In terms of incremental validity in relation to sleep quality, two subscales of the SHI added a significant increment in explained variance in the equation. Also, sleep quality was significantly predicted by the irregular sleep-wake schedule subscale only, over and above background variables and some primary factors affecting sleep quality (i.e., pain intensity, depression, pain-related anxiety) in PCP. This finding suggests the unique contribution of sleep hygiene to sleep quality and provides evidence for relative importance of sleep-wake schedule over sleep disturbing B/E in sleep quality of PCP. In fact, many PCP develop an irregular sleep-wake pattern through pharmacological and/or behavioral factors [35]. For example, PCP often take multiple medications and some of these (e.g., opioid and benzodiazepines) change their sleep-wake schedule. Also, many PCP fail to maintain a consistent daily activity pattern and spend considerable time in bed or inactive. More specifically, they may be in bed or inactive during episodes of severe pain. On the other hand, in response to some pain relief, they may overdo things that they were unable to do during the episodes of severe pain. This often leads to increases in pain followed by a few days of bed rest or inactivity for recovery. As a result, their sleep-wake schedule can be impaired, leading to poor sleep quality [35].

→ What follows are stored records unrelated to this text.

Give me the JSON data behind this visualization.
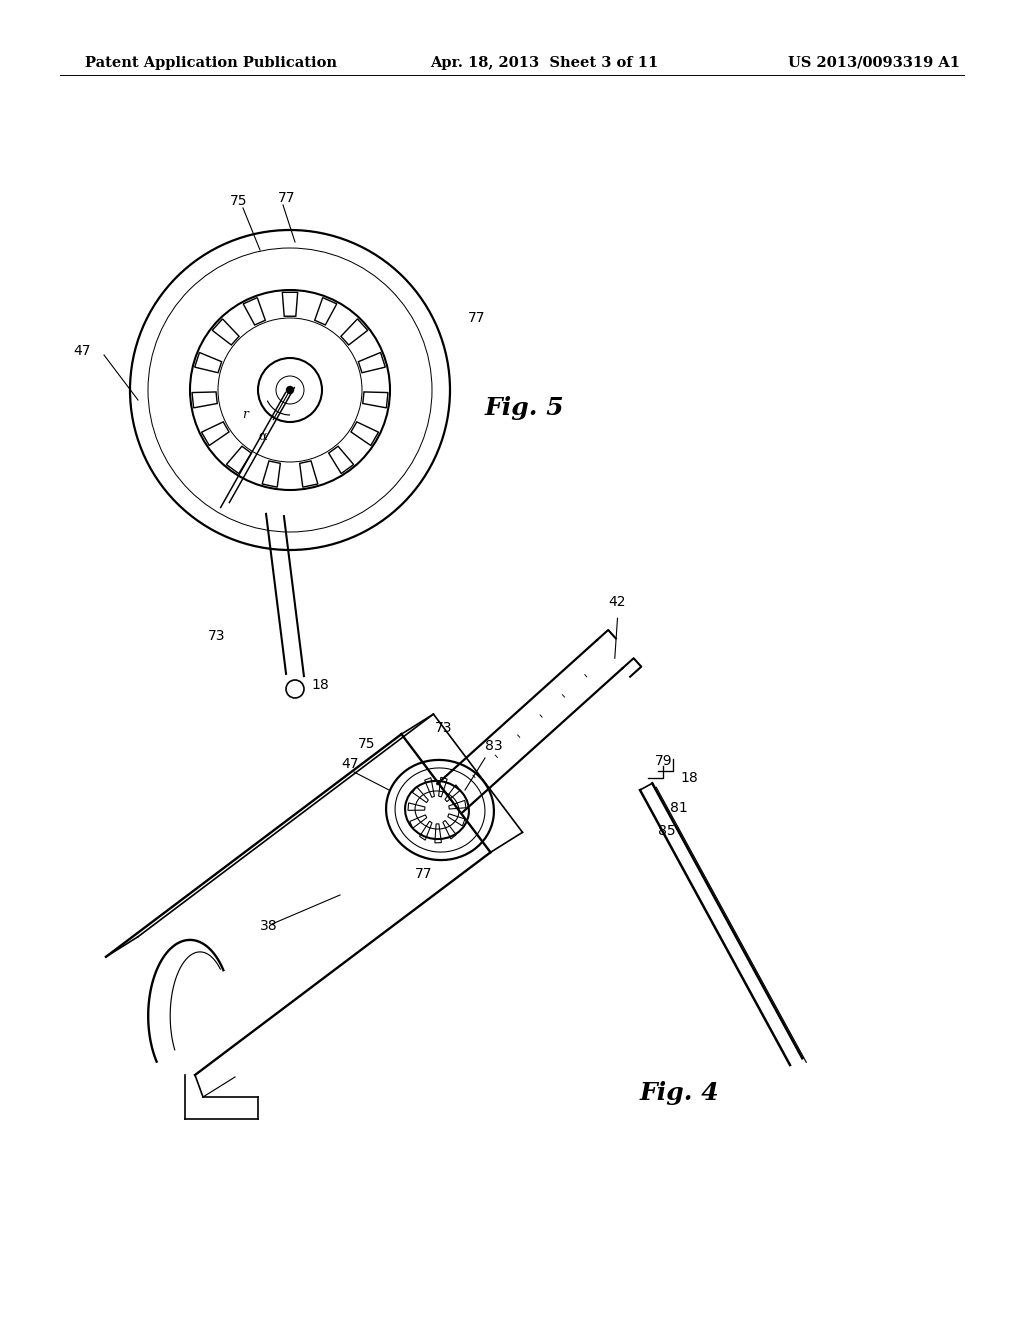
{
  "background_color": "#ffffff",
  "header_left": "Patent Application Publication",
  "header_center": "Apr. 18, 2013  Sheet 3 of 11",
  "header_right": "US 2013/0093319 A1",
  "header_fontsize": 10.5,
  "fig5_label": "Fig. 5",
  "fig4_label": "Fig. 4",
  "line_color": "#000000",
  "line_width": 1.2,
  "label_fontsize": 10,
  "fig_label_fontsize": 18
}
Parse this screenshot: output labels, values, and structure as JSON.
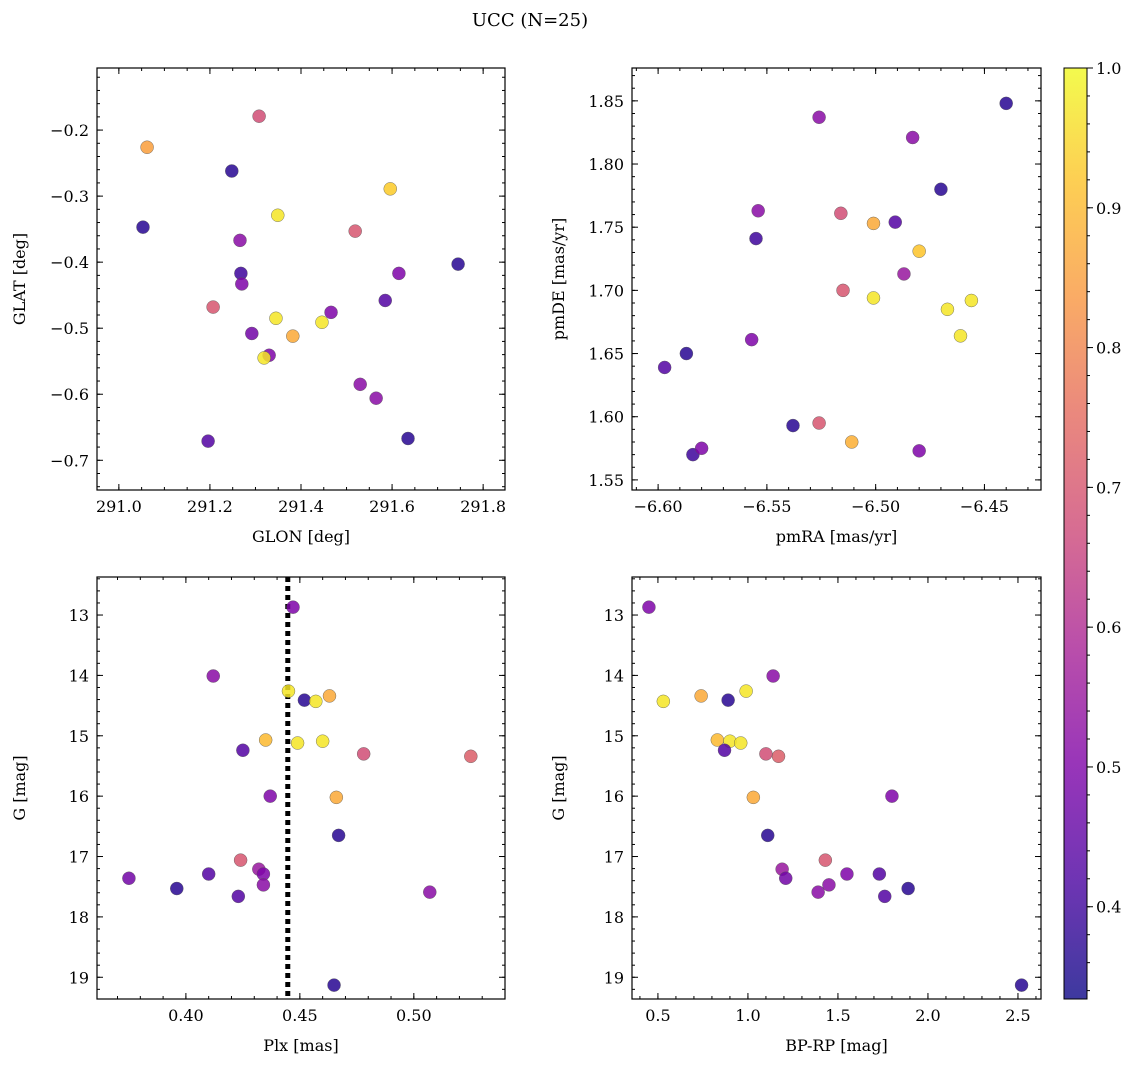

This present study has at least four limitations. First, although the process of translation/backtranslation was performed, it did not fully meet the guidelines for the process of cross-cultural adaptation of self-report measures [36]. Thus, items of the translated SHI may not be identical in meaning with those of the original SHI. Insufficient equivalence in meaning is more likely to limit the comparability of responses across different languages or cultures [36]. Second, although the sample size of this present study appeared to be minimally acceptable for EFA, a larger sample can help obtain a more stable solution [37] and increase generalizability to the population [38]. Third, this present study did not evaluate responsiveness of the SHI and cannot provide the criterion for clinically relevant change. Thus, responsiveness of the SHI scores to interventions should be evaluated in further research for the use of the SHI as a sign of changes in PCP. Finally, this present study employed a cross-sectional design and was composed of patients with diverse pain complaints, attending a tertiary pain center. Thus, causal relations among variables cannot be inferred and the findings may not generalize to other pain population (e.g., fibromyalgia, complex regional pain syndrome) or other settings (e.g., primary or secondary care clinic).

Conclusions

The findings of this present study suggest that the SHI can be a useful research or clinical assessment tool for evaluating sleep hygiene to guide case formulation, treatment planning, or process analysis of intervention in pain centers. This present study provided evidence for the factor structure, reliability, measurement error, and concurrent and incremental validity of the SHI in PCP. However, given that this present study was the first attempt to validate the SHI in a sample with chronic pain, its application in clinical settings should come after further studies, including its utility in clinical decision support and aid in developing further treatment.